Nun schauen wir wissend drein und können einordnen: Dieses Post-Punk-Wave-Neblige auf "Eerie Nostalgia" passt sehr gut in jede Indie/Wave-Disco. Auf Berlin bezogen, wohl sehr gut in den Duncker. Das klingt jetzt so, als wäre diese Musik hoffnungslos in den 80ern klebengeblieben. So ist es aber nicht. Eher so, als hätten FOTOKILLER die Einflüße der 80er in die 2020er hinüber geholt. Es gibt hier einige Referenzen zu so called Indie-Ikonen. THE CURE, die frühen, fallen mir da als erstes ein, JOY DIVISION auch. Dann THE CHAMELEONS oder auch seltsamerweise EA80, so manche einfache Gitarrenfigur (Control) hätte auch von denen sein können. Der Bass, so dünn und schlicht wie eine zweite Gitarre, treibt alles sehr klar nach vorn, die Rhythmen mit dieser hektischen Hihats haben auch so einen fiebrigen 80er-Post-Punk-Sound.
Darüber mändert dann geisterhaft die Stimmme der Sängerin/Gitarristin Sofy, oft verträumt, fast schon abwesend. Also schon wie im Kunstnebel verschwindend. Solche Sounds kommen mir nicht allzuoft unter, vielleicht gefällt mir dieser gespentische Widerhall an Zeiten, in denen das spannend war, ganz gut.

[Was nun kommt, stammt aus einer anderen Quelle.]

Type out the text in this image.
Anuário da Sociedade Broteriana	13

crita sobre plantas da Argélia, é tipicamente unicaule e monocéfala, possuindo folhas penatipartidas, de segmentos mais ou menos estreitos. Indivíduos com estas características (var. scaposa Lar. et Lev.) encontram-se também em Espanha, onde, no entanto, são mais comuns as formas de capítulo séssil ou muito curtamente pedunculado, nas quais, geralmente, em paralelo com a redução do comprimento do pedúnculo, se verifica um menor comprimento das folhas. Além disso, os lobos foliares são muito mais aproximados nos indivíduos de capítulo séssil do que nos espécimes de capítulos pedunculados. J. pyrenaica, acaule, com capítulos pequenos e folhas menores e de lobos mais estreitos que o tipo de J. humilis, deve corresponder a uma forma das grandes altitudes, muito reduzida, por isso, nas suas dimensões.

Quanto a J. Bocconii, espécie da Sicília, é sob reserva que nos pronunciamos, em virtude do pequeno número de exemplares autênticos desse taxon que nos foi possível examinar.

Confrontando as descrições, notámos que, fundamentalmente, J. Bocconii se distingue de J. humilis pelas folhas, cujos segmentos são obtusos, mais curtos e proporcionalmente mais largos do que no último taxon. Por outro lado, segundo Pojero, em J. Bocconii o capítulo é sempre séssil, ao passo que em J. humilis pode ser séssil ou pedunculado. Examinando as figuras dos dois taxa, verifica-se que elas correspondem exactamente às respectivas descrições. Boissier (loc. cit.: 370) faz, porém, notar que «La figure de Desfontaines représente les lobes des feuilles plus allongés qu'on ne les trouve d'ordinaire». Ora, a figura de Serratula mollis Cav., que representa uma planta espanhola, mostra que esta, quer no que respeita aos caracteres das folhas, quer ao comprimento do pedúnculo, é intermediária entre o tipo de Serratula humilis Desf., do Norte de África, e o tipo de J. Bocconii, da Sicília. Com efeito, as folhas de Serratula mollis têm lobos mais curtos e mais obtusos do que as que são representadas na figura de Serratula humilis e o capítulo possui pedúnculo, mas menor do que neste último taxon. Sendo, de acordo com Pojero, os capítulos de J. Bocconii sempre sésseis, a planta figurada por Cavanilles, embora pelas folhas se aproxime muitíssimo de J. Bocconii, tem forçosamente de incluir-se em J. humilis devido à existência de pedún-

Andererseits gibt es genug aktuelle Bands, die ich mir gemeinsam mit FOTOKILLER auf einem Gig oder in einer Playlist vorstellen kann. Manche wie z.B. LEBANON HANOVER reisen damit ziemlich gut durch die Welt. Oder PLOHO aus Sibirien, die vor gar nicht langer Zeit die Neue Zukunft vollgemacht haben. Wobei FOTOKILLER im direkten Vergleich etwas gitarrenlastiger sind, die Synthies nicht ganz so präsent, somit einen fast schon Garage-artigen Touch haben. Garage-Wave? Gibt's das eigentlich? Dann wohl jetzt. Am ehesten fallen mir BELGRADO aus Spanien als direkte Nebelnachbarn ein, wobei die etwas mehr zum Experiment neigen.

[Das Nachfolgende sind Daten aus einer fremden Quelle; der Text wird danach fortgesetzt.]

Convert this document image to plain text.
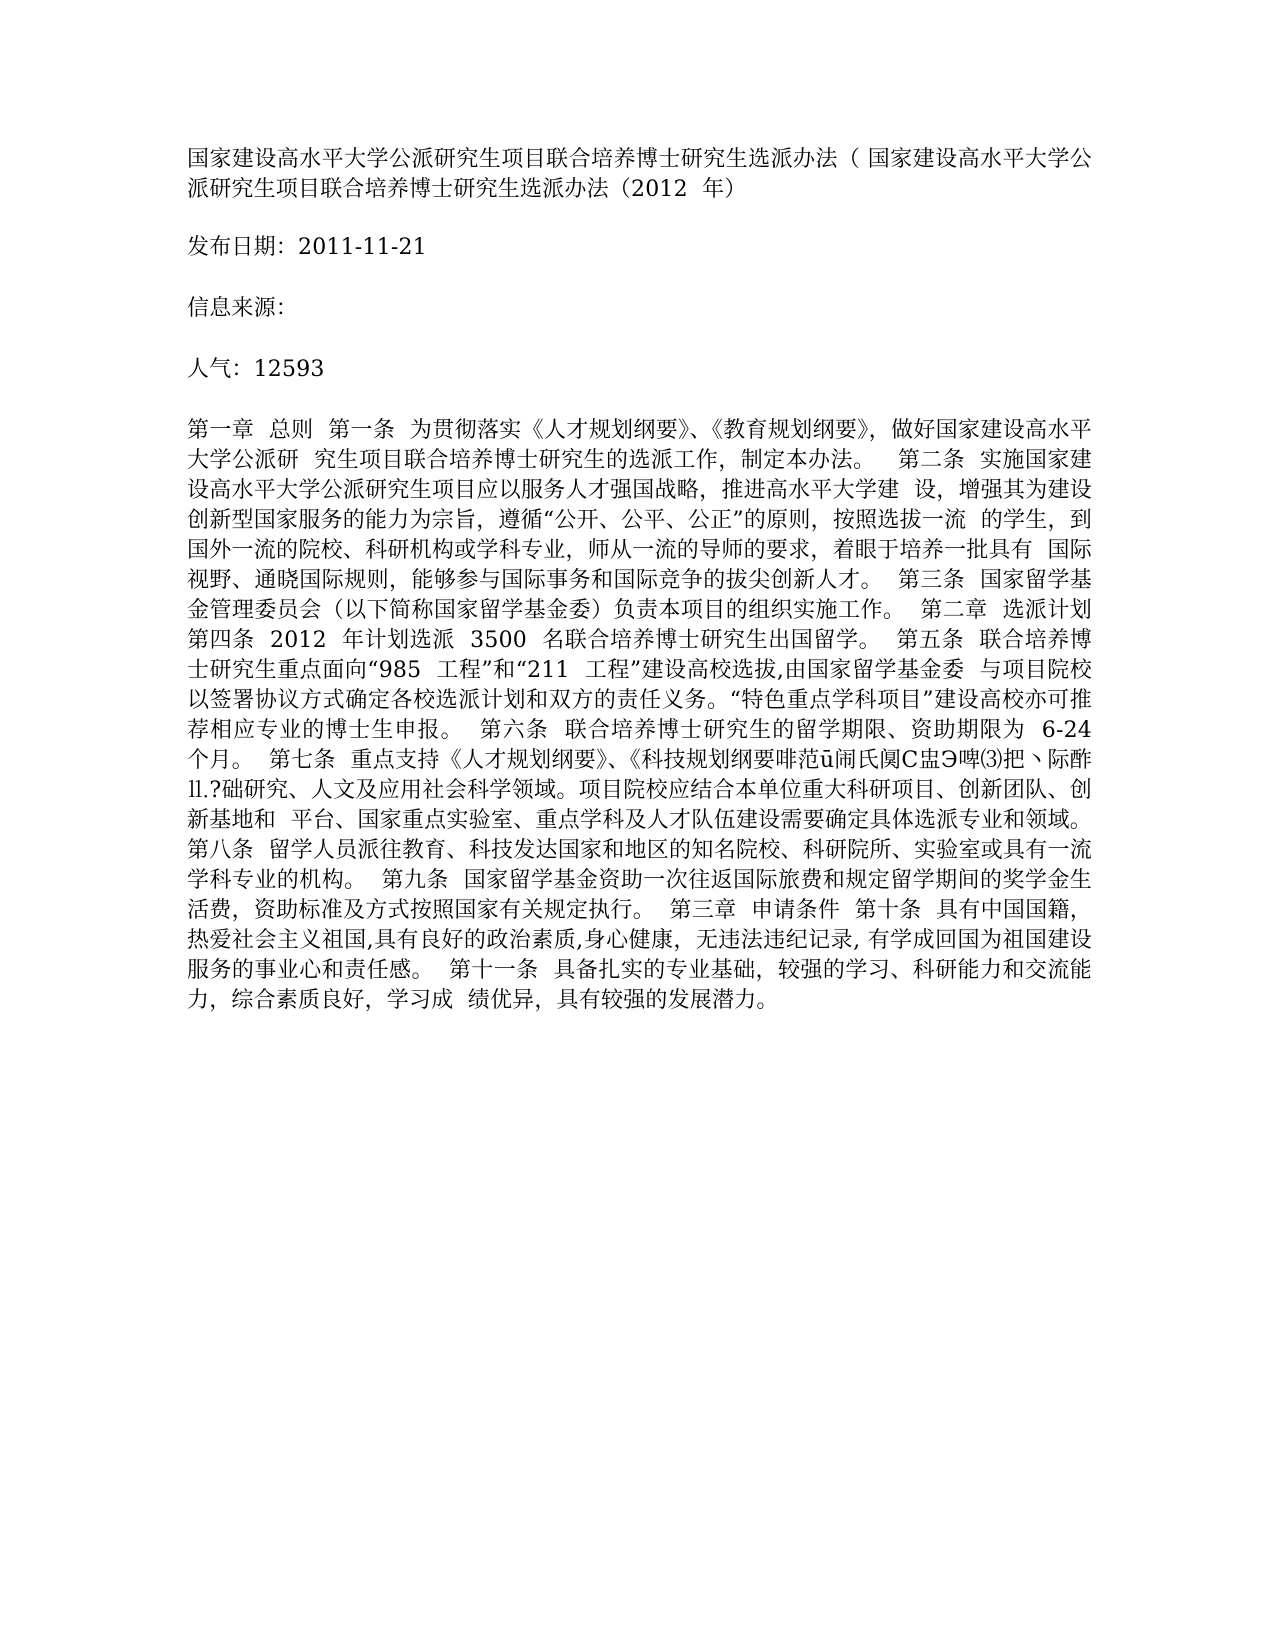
国家建设高水平大学公派研究生项目联合培养博士研究生选派办法（ 国家建设高水平大学公派研究生项目联合培养博士研究生选派办法（2012  年）

发布日期：2011-11-21

信息来源：

人气：12593

第一章  总则  第一条  为贯彻落实《人才规划纲要》、《教育规划纲要》，做好国家建设高水平大学公派研  究生项目联合培养博士研究生的选派工作，制定本办法。   第二条  实施国家建设高水平大学公派研究生项目应以服务人才强国战略，推进高水平大学建  设，增强其为建设创新型国家服务的能力为宗旨，遵循“公开、公平、公正”的原则，按照选拔一流  的学生，到国外一流的院校、科研机构或学科专业，师从一流的导师的要求，着眼于培养一批具有  国际视野、通晓国际规则，能够参与国际事务和国际竞争的拔尖创新人才。  第三条  国家留学基金管理委员会（以下简称国家留学基金委）负责本项目的组织实施工作。  第二章  选派计划  第四条  2012  年计划选派  3500  名联合培养博士研究生出国留学。  第五条  联合培养博士研究生重点面向“985  工程”和“211  工程”建设高校选拔,由国家留学基金委  与项目院校以签署协议方式确定各校选派计划和双方的责任义务。“特色重点学科项目”建设高校亦可推荐相应专业的博士生申报。  第六条  联合培养博士研究生的留学期限、资助期限为  6-24  个月。  第七条  重点支持《人才规划纲要》、《科技规划纲要啡范ū闹氏阒С盅Э啤⑶把丶际酢⒒?础研究、人文及应用社会科学领域。项目院校应结合本单位重大科研项目、创新团队、创新基地和  平台、国家重点实验室、重点学科及人才队伍建设需要确定具体选派专业和领域。  第八条  留学人员派往教育、科技发达国家和地区的知名院校、科研院所、实验室或具有一流  学科专业的机构。  第九条  国家留学基金资助一次往返国际旅费和规定留学期间的奖学金生活费，资助标准及方式按照国家有关规定执行。  第三章  申请条件  第十条  具有中国国籍，热爱社会主义祖国,具有良好的政治素质,身心健康，无违法违纪记录, 有学成回国为祖国建设服务的事业心和责任感。  第十一条  具备扎实的专业基础，较强的学习、科研能力和交流能力，综合素质良好，学习成  绩优异，具有较强的发展潜力。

Soviel zu Referenzen und Soundverwandtschaften, ihr wisst, wie dieses Album einzuordnen ist. Das kann man retro nennen und einen verschmitzten Retro-Hang würden FOTOKILLER auf Anfrage wohl nicht verleugnen. Das erkennt man auch gut an dem kleinen "Stereo"-Zeichen auf dem Frontcover der Platte. Den Hinweis braucht heute kein Mensch mehr, ist aber charmant. Als wäre die Platte nur auf Omas Phonoschrank optimal abspielbar, großartig. Jetzt müsste man noch eine Oma haben, die noch einen Phonoschrank hat und nicht nur einen seelenlosen Spotify-Premium-Account.

Überraschend ist "Eerie Nostalgia" nicht, dafür wohltuend wiedererkennbar und in seiner Entrücktheit tröstend. Aber das ist ja die Haupteigenschaft von Nostalgie und in diesem Kontext gefällt sie mir gut. Gäbe es eine Silmarillion-Revival-Party, ich würde hinfahren, und hoffen, dass der/die DJ* was von FOTOKILLER spielt. Und tanzen.

Gary Flanell

"Eerie Nostalgia" von FOTOKILLER ist auf It's Eleven Records erschienen.

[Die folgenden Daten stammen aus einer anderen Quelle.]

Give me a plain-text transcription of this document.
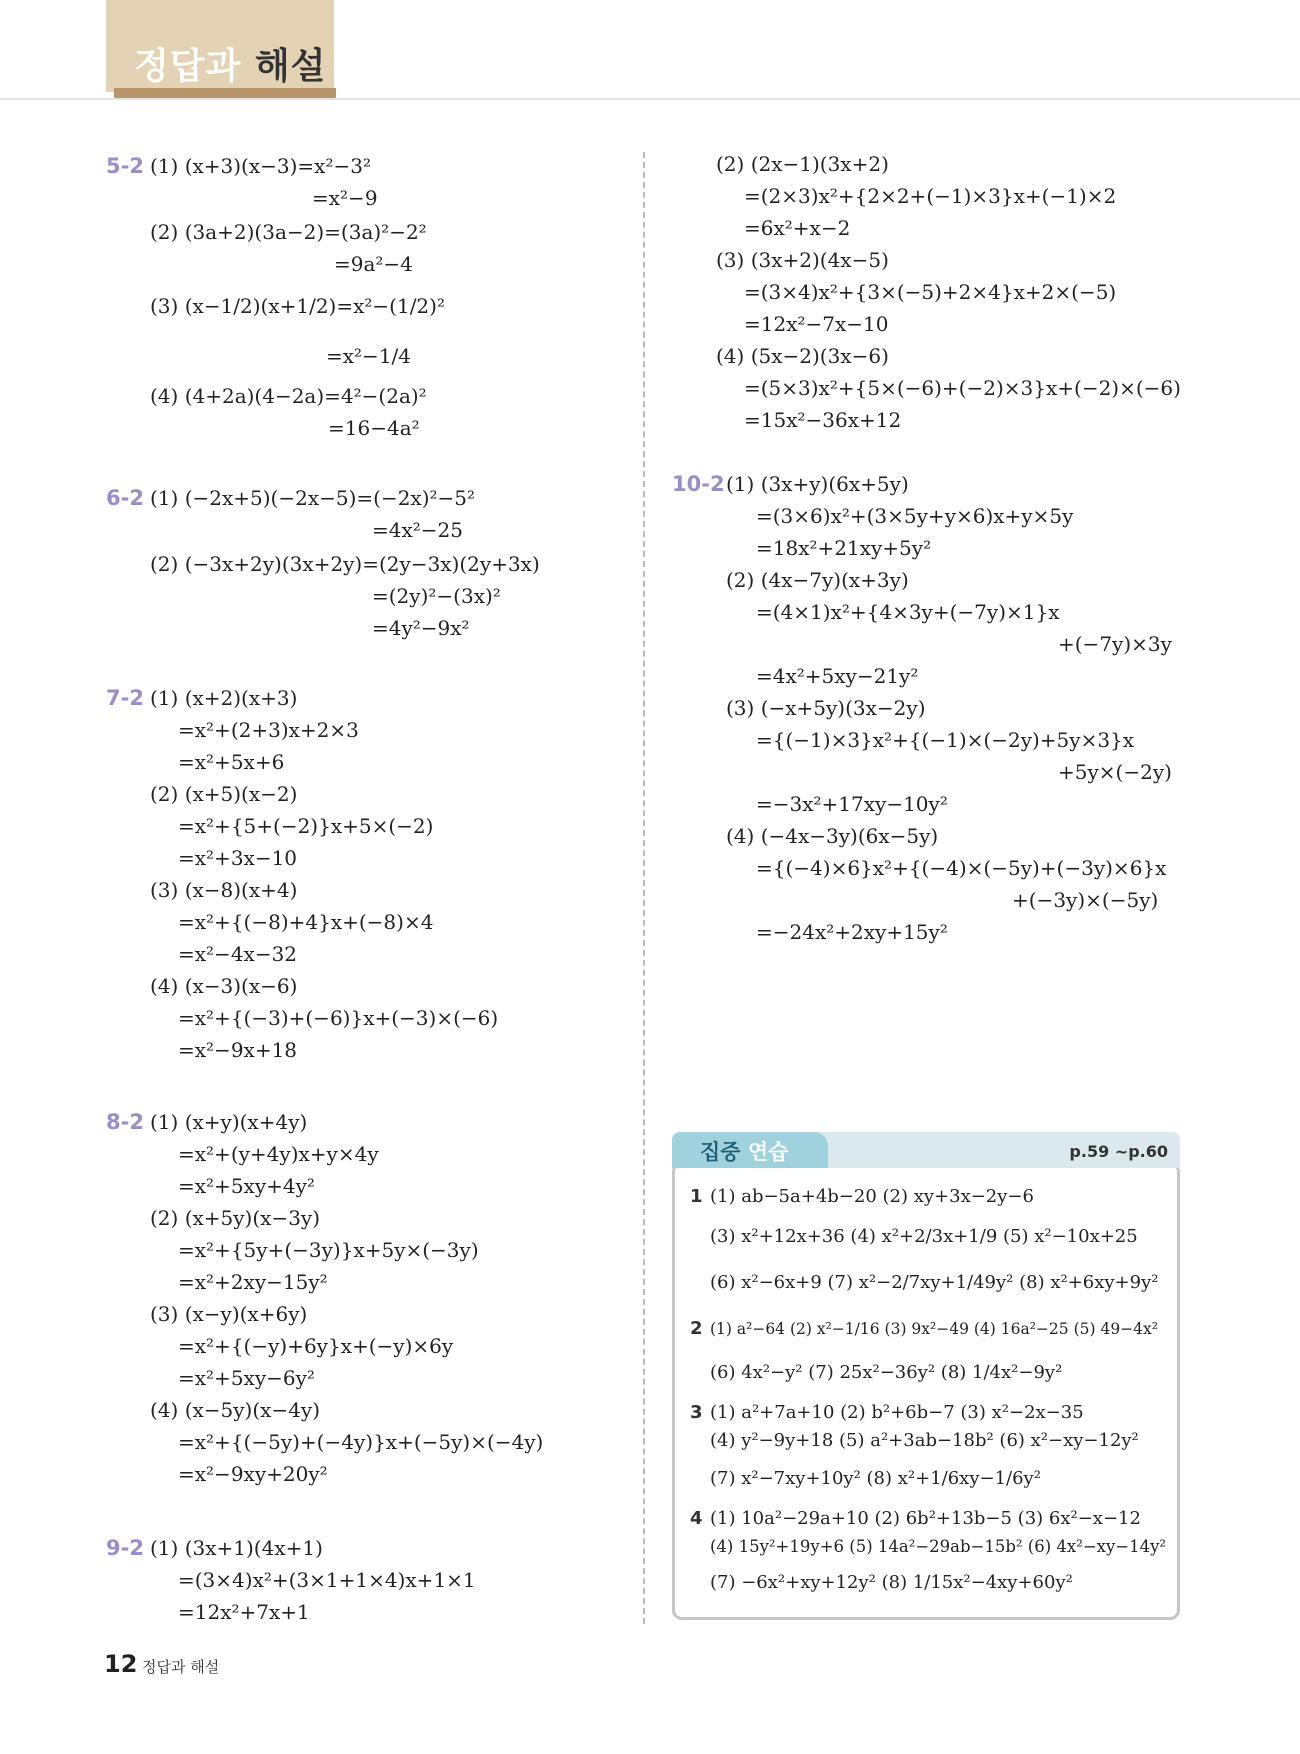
정답과 해설
5-2 (1) (x+3)(x−3)=x²−3²
=x²−9
(2) (3a+2)(3a−2)=(3a)²−2²
=9a²−4
(3) (x−1/2)(x+1/2)=x²−(1/2)²
=x²−1/4
(4) (4+2a)(4−2a)=4²−(2a)²
=16−4a²
6-2 (1) (−2x+5)(−2x−5)=(−2x)²−5²
=4x²−25
(2) (−3x+2y)(3x+2y)=(2y−3x)(2y+3x)
=(2y)²−(3x)²
=4y²−9x²
7-2 (1) (x+2)(x+3)
=x²+(2+3)x+2×3
=x²+5x+6
(2) (x+5)(x−2)
=x²+{5+(−2)}x+5×(−2)
=x²+3x−10
(3) (x−8)(x+4)
=x²+{(−8)+4}x+(−8)×4
=x²−4x−32
(4) (x−3)(x−6)
=x²+{(−3)+(−6)}x+(−3)×(−6)
=x²−9x+18
8-2 (1) (x+y)(x+4y)
=x²+(y+4y)x+y×4y
=x²+5xy+4y²
(2) (x+5y)(x−3y)
=x²+{5y+(−3y)}x+5y×(−3y)
=x²+2xy−15y²
(3) (x−y)(x+6y)
=x²+{(−y)+6y}x+(−y)×6y
=x²+5xy−6y²
(4) (x−5y)(x−4y)
=x²+{(−5y)+(−4y)}x+(−5y)×(−4y)
=x²−9xy+20y²
9-2 (1) (3x+1)(4x+1)
=(3×4)x²+(3×1+1×4)x+1×1
=12x²+7x+1
(2) (2x−1)(3x+2)
=(2×3)x²+{2×2+(−1)×3}x+(−1)×2
=6x²+x−2
(3) (3x+2)(4x−5)
=(3×4)x²+{3×(−5)+2×4}x+2×(−5)
=12x²−7x−10
(4) (5x−2)(3x−6)
=(5×3)x²+{5×(−6)+(−2)×3}x+(−2)×(−6)
=15x²−36x+12
10-2 (1) (3x+y)(6x+5y)
=(3×6)x²+(3×5y+y×6)x+y×5y
=18x²+21xy+5y²
(2) (4x−7y)(x+3y)
=(4×1)x²+{4×3y+(−7y)×1}x
+(−7y)×3y
=4x²+5xy−21y²
(3) (−x+5y)(3x−2y)
={(−1)×3}x²+{(−1)×(−2y)+5y×3}x
+5y×(−2y)
=−3x²+17xy−10y²
(4) (−4x−3y)(6x−5y)
={(−4)×6}x²+{(−4)×(−5y)+(−3y)×6}x
+(−3y)×(−5y)
=−24x²+2xy+15y²
집중 연습	p.59 ~p.60
1 (1) ab−5a+4b−20 (2) xy+3x−2y−6
(3) x²+12x+36 (4) x²+2/3x+1/9 (5) x²−10x+25
(6) x²−6x+9 (7) x²−2/7xy+1/49y² (8) x²+6xy+9y²
2 (1) a²−64 (2) x²−1/16 (3) 9x²−49 (4) 16a²−25 (5) 49−4x²
(6) 4x²−y² (7) 25x²−36y² (8) 1/4x²−9y²
3 (1) a²+7a+10 (2) b²+6b−7 (3) x²−2x−35
(4) y²−9y+18 (5) a²+3ab−18b² (6) x²−xy−12y²
(7) x²−7xy+10y² (8) x²+1/6xy−1/6y²
4 (1) 10a²−29a+10 (2) 6b²+13b−5 (3) 6x²−x−12
(4) 15y²+19y+6 (5) 14a²−29ab−15b² (6) 4x²−xy−14y²
(7) −6x²+xy+12y² (8) 1/15x²−4xy+60y²
12 정답과 해설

Noch was zum Cover: Das sieht hübsch abstrakt aus, und ich freue mich, dass dabei alle DarkWave-Grafik-Klischees gekonnt vermieden wurden. Verrät nicht zviel über den Sound oder das Genre und ist allein deshalb schon super. Was dort genau zu sehen ist - ich habe keine Ahnung.

Und noch was: Ich habe versucht, mir vorzustellen, was ein Fotokiller ist. Habe keine zufriedenstellende Erklärung gefunden. Wer die schönste und fantasievollste Erklärung für den Namen hat, schicke sie ausreichend frankiert per E-Mail an renfield-fanzine@hotmail.de.
Vielleicht gibt es einen Preis.
Wer weiß...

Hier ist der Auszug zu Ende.